Question

The figure shows two solid discs with radius $R$ and $r$ respectively. If mass per unit area is same for both, what is the ratio of $\text{MI}$ of bigger disc around axis $\text{AB}$ $($ which is $\perp$ to the plane of the disc and passing through its centre $)$ of $\text{MI}$ of smaller disc around one of its diameters lying on its plane ? Given ${}^{\prime }{M}^{\prime }$ is the mass of the larger disc. ($\text{MI}$ stands for moment of inertia)

• A. $R^2:r^2$
• B. $2R^4:r^4$
• C. $2r^4:R^4$
• D. $2R^2:r^2$

Answer 1

The correct option is B $2R^4:r^4$

Let $\sigma$ be the mass per unit area of both discs.

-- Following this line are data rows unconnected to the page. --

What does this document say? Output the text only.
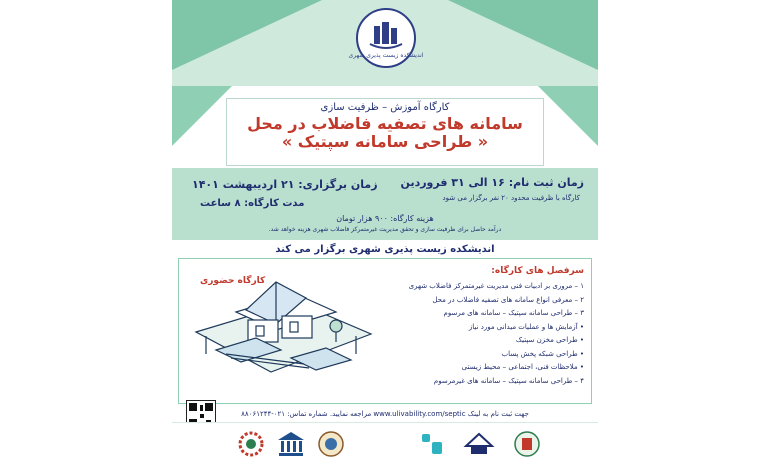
اندیشکده زیست پذیری شهری
کارگاه آموزش – ظرفیت سازی
سامانه های تصفیه فاضلاب در محل
« طراحی سامانه سپتیک »
زمان ثبت نام: ۱۶ الی ۳۱ فروردین
کارگاه با ظرفیت محدود ۲۰ نفر برگزار می شود
زمان برگزاری: ۲۱ اردیبهشت ۱۴۰۱
مدت کارگاه: ۸ ساعت
هزینه کارگاه: ۹۰۰ هزار تومان
درآمد حاصل برای ظرفیت سازی و تحقق مدیریت غیرمتمرکز فاضلاب شهری هزینه خواهد شد.
اندیشکده زیست پذیری شهری برگزار می کند
کارگاه حضوری
سرفصل های کارگاه:
۱ – مروری بر ادبیات فنی مدیریت غیرمتمرکز فاضلاب شهری
۲ – معرفی انواع سامانه های تصفیه فاضلاب در محل
۳ – طراحی سامانه سپتیک – سامانه های مرسوم
• آزمایش ها و عملیات میدانی مورد نیاز
• طراحی مخزن سپتیک
• طراحی شبکه پخش پساب
• ملاحظات فنی، اجتماعی – محیط زیستی
۴ – طراحی سامانه سپتیک – سامانه های غیرمرسوم
جهت ثبت نام به لینک www.ulivability.com/septic مراجعه نمایید. شماره تماس: ۰۲۱-۸۸۰۶۱۲۴۴
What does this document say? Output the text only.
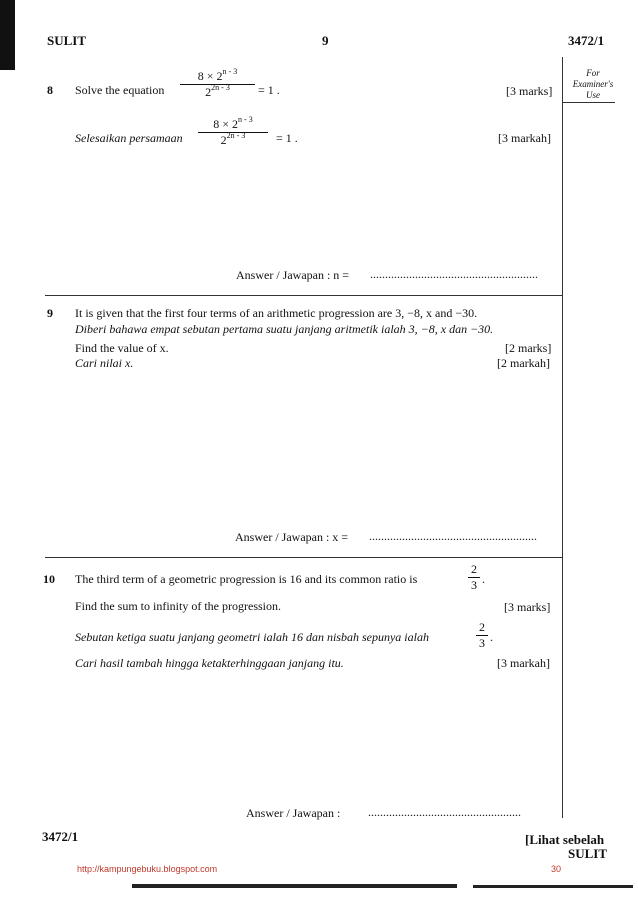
SULIT	9	3472/1
For
Examiner's
Use
8 Solve the equation
$8 \times 2^{n - 3}$
$2^{2n - 3}$	= 1 .	[3 marks]
Selesaikan persamaan
$8 \times 2^{n - 3}$
$2^{2n - 3}$	= 1 .	[3 markah]
Answer / Jawapan : n = ........................................................
9 It is given that the first four terms of an arithmetic progression are 3, −8, x and −30.
Diberi bahawa empat sebutan pertama suatu janjang aritmetik ialah 3, −8, x dan −30.
Find the value of x.	[2 marks]
Cari nilai x.	[2 markah]
Answer / Jawapan : x = ........................................................
10 The third term of a geometric progression is 16 and its common ratio is
2
3 .
Find the sum to infinity of the progression.	[3 marks]
Sebutan ketiga suatu janjang geometri ialah 16 dan nisbah sepunya ialah
2
3 .
Cari hasil tambah hingga ketakterhinggaan janjang itu.	[3 markah]
Answer / Jawapan : ...................................................
3472/1	[Lihat sebelah
SULIT
http://kampungebuku.blogspot.com	30
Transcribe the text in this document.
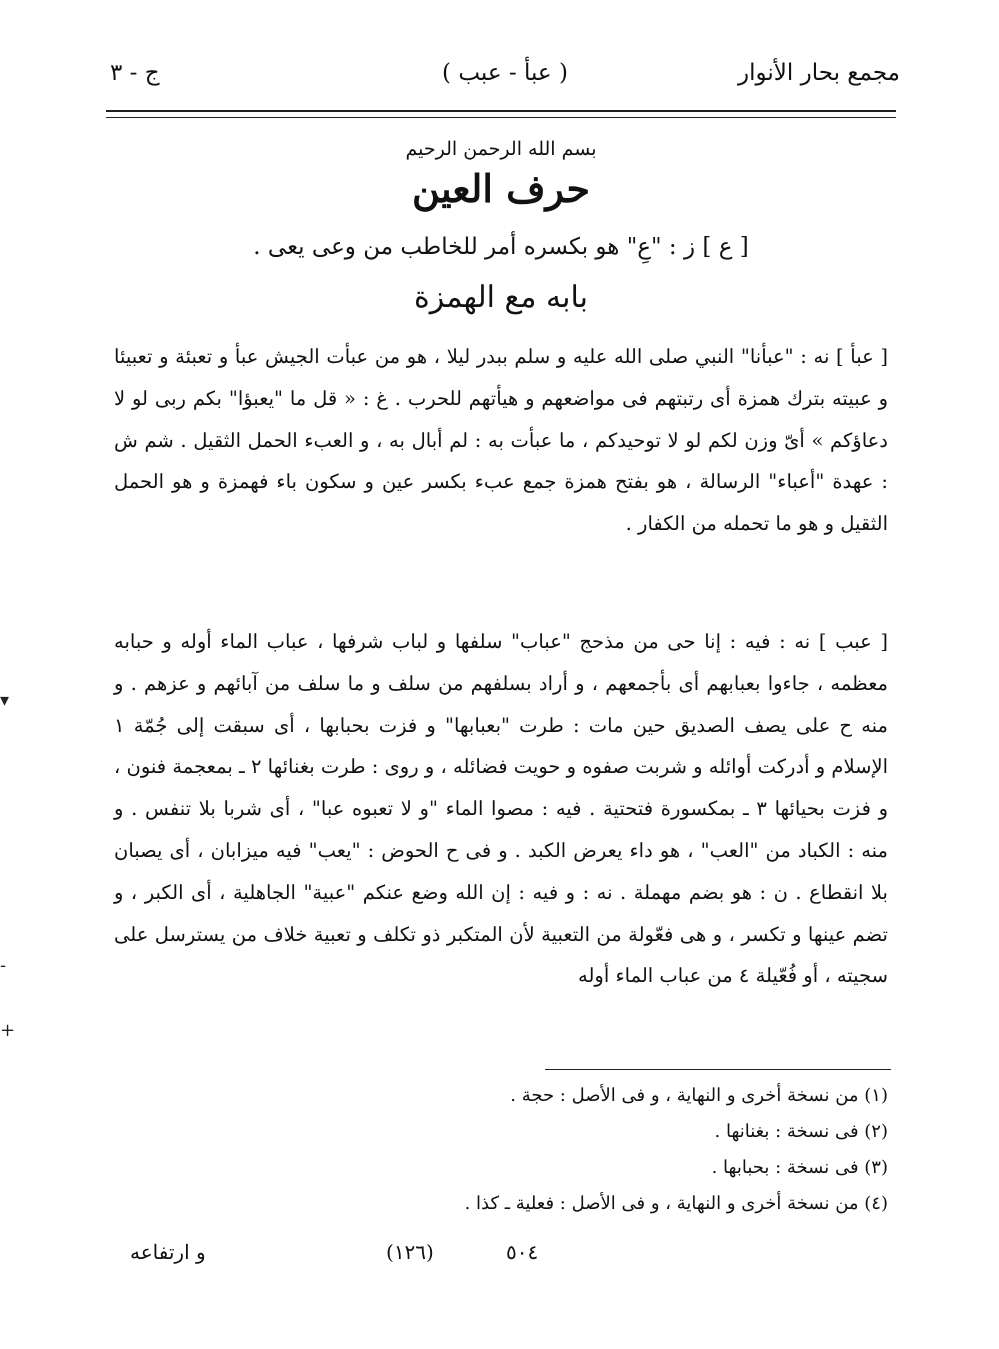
مجمع بحار الأنوار
( عبأ - عبب )
ج - ٣
بسم الله الرحمن الرحيم
حرف العين
[ ع ] ز : "عِ" هو بكسره أمر للخاطب من وعى يعى .
بابه مع الهمزة
[ عبأ ] نه : "عبأنا" النبي صلى الله عليه و سلم ببدر ليلا ، هو من عبأت الجيش عبأ و تعبئة و تعبيئا و عبيته بترك همزة أى رتبتهم فى مواضعهم و هيأتهم للحرب . غ : « قل ما "يعبؤا" بكم ربى لو لا دعاؤكم » أىّ وزن لكم لو لا توحيدكم ، ما عبأت به : لم أبال به ، و العبء الحمل الثقيل . شم ش : عهدة "أعباء" الرسالة ، هو بفتح همزة جمع عبء بكسر عين و سكون باء فهمزة و هو الحمل الثقيل و هو ما تحمله من الكفار .
[ عبب ] نه : فيه : إنا حى من مذحج "عباب" سلفها و لباب شرفها ، عباب الماء أوله و حبابه معظمه ، جاءوا بعبابهم أى بأجمعهم ، و أراد بسلفهم من سلف و ما سلف من آبائهم و عزهم . و منه ح على يصف الصديق حين مات : طرت "بعبابها" و فزت بحبابها ، أى سبقت إلى جُمّة ١ الإسلام و أدركت أوائله و شربت صفوه و حويت فضائله ، و روى : طرت بغنائها ٢ ـ بمعجمة فنون ، و فزت بحيائها ٣ ـ بمكسورة فتحتية . فيه : مصوا الماء "و لا تعبوه عبا" ، أى شربا بلا تنفس . و منه : الكباد من "العب" ، هو داء يعرض الكبد . و فى ح الحوض : "يعب" فيه ميزابان ، أى يصبان بلا انقطاع . ن : هو بضم مهملة . نه : و فيه : إن الله وضع عنكم "عبية" الجاهلية ، أى الكبر ، و تضم عينها و تكسر ، و هى فعّولة من التعبية لأن المتكبر ذو تكلف و تعبية خلاف من يسترسل على سجيته ، أو فُعّيلة ٤ من عباب الماء أوله
(١) من نسخة أخرى و النهاية ، و فى الأصل : حجة .
(٢) فى نسخة : بغنانها .
(٣) فى نسخة : بحبابها .
(٤) من نسخة أخرى و النهاية ، و فى الأصل : فعلية ـ كذا .
٥٠٤
(١٢٦)
و ارتفاعه
▾
-
+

$\therefore$ mass of smaller disc, $m=\sigma \left(\pi r^2\right)$
and, mass of bigger disc, $M=\sigma \left(\pi R^2\right)$

$\frac{{\text{MI}}_{big}}{{\text{MI}}_{small}}=\frac{\frac{1}{2}M{R}^2}{\frac{1}{4}m{r}^2}=\frac{2M{R}^2}{m{r}^2}$

$\therefore \frac{{\text{MI}}_{big}}{{\text{MI}}_{small}}=\frac{2\left(\sigma \pi R^2\right)R^2}{\left(\sigma \pi r^2\right)r^2}=\frac{2R^4}{r^4}$

Hence, option $\left(\text{D}\right)$ is correct.